В то конкретное время, о котором я собираюсь написать, я был на большой охоте на гризли в дикой и нехоженой части гор Британской Колумбии. Со мной был один человек, семь лошадей и стая эрдельтерьеров, обученных охотиться на медведей. Мы наткнулись на рай для гризли и карибу, и там было немало убийств, когда однажды мы вышли на след Тора, великого зверя, который показал мне, насколько маленьким в душе и наклонностях может быть человек. В куске грязи его лапы оставили следы, которые были пятнадцать дюймов от кончика до кончика, и настолько широкими и глубокими были отпечатки, что я понял, что наткнулся на короля всех своего рода. В то утро я был один, ибо ушел из лагеря на час раньше своего человека, который был в двух или трех милях позади меня с четырьмя лошадьми и стаей эрделей. Я продолжал искать новое место для лагеря, ибо трепет великого желания овладел мною — желание отнять жизнь у этого короля-монстра гор. Именно в эти моменты произошло неожиданное. Я перевалил через небольшой холм, не ожидая, что мой медведь находится в пределах двух или трех миль от меня, когда нечто, очень похожее на низкий и угрюмый рокот далекого грома, остановило кровь в моих венах.

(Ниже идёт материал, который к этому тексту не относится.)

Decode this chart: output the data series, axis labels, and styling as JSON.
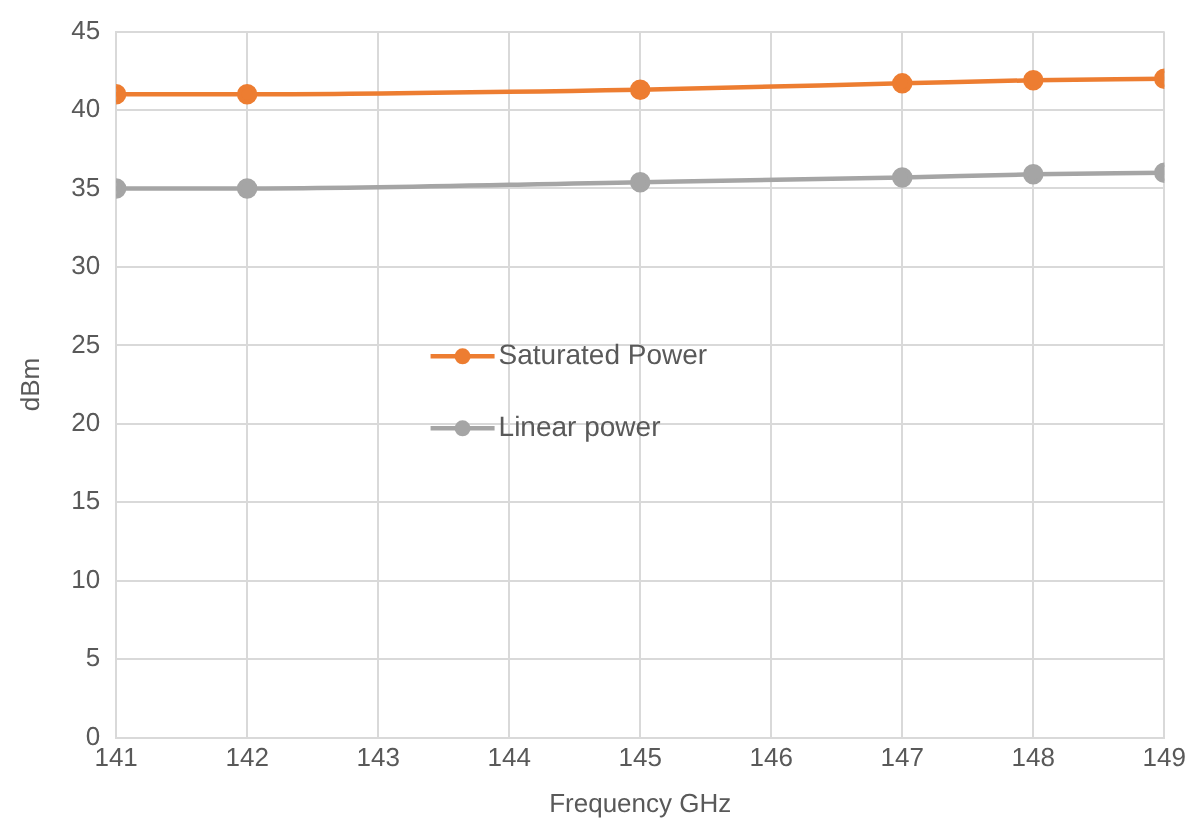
{
  "chart_data": {
    "type": "line",
    "xlabel": "Frequency GHz",
    "ylabel": "dBm",
    "x": [
      141,
      142,
      145,
      147,
      148,
      149
    ],
    "series": [
      {
        "name": "Saturated Power",
        "color": "#ed7d31",
        "values": [
          41.0,
          41.0,
          41.3,
          41.7,
          41.9,
          42.0
        ]
      },
      {
        "name": "Linear power",
        "color": "#a5a5a5",
        "values": [
          35.0,
          35.0,
          35.4,
          35.7,
          35.9,
          36.0
        ]
      }
    ],
    "xlim": [
      141,
      149
    ],
    "xticks": [
      141,
      142,
      143,
      144,
      145,
      146,
      147,
      148,
      149
    ],
    "ylim": [
      0,
      45
    ],
    "yticks": [
      0,
      5,
      10,
      15,
      20,
      25,
      30,
      35,
      40,
      45
    ],
    "grid": true,
    "legend": "center left",
    "marker": "circle",
    "line_style": "solid"
  }
}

Впереди меня, на краю небольшой грязевой лужи, стоял Тор. Он учуял меня, и, я верю, это был первый раз, когда он когда-либо чувствовал запах человека. Ожидая этой новой тайны в воздухе, он поднялся на дыбы, пока все девять футов его роста не покоились на задних лапах, и он сидел, как дрессированная собака, с огромными передними лапами, тяжелыми от грязи, свисающими перед грудью. Он был монстром по размеру, и его новая июньская шерсть сияла золотисто-коричневым цветом на солнце. Его предплечья были почти такими же большими, как тело человека, а три самых больших из его пяти когтей, подобных ножам, были пять с половиной дюймов в длину. Он был толст, лоснящийся и мощный. Его верхние клыки, острые как кончики стилетов, были длиной с большой палец человека, и между своими огромными челюстями он мог бы раздавить шею карибу. Я не осознал всех этих деталей в первые поразительные моменты; одна за другой они приходили ко мне позже. Но я никогда не видел в жизни ничего столь великолепного. И все же у меня не было мысли пощадить эту великолепную жизнь. С того дня я отдыхал в лагере, положив голову на лапу живого гризли, который весил тысячу фунтов. Дружба, любовь и понимание возникли между нами. Но в тот момент мое желание состояло в том, чтобы уничтожить эту жизнь, которая была намного больше моей собственной. Моя винтовка была у луки седла в своем чехле из оленьей кожи. Я возился с ней, пытаясь привести в действие, и в эти драгоценные моменты Тор медленно опустился и побрел прочь. Я выстрелил дважды и готов был поставить свою жизнь на то, что промахнулся оба раза. Только позже я обнаружил, что одна из моих пуль открыла борозду глубиной в два дюйма и длиной в фут в плоти плеча Тора. И все же я не видел, чтобы он вздрогнул. Он не повернул назад, а пошел своей дорогой.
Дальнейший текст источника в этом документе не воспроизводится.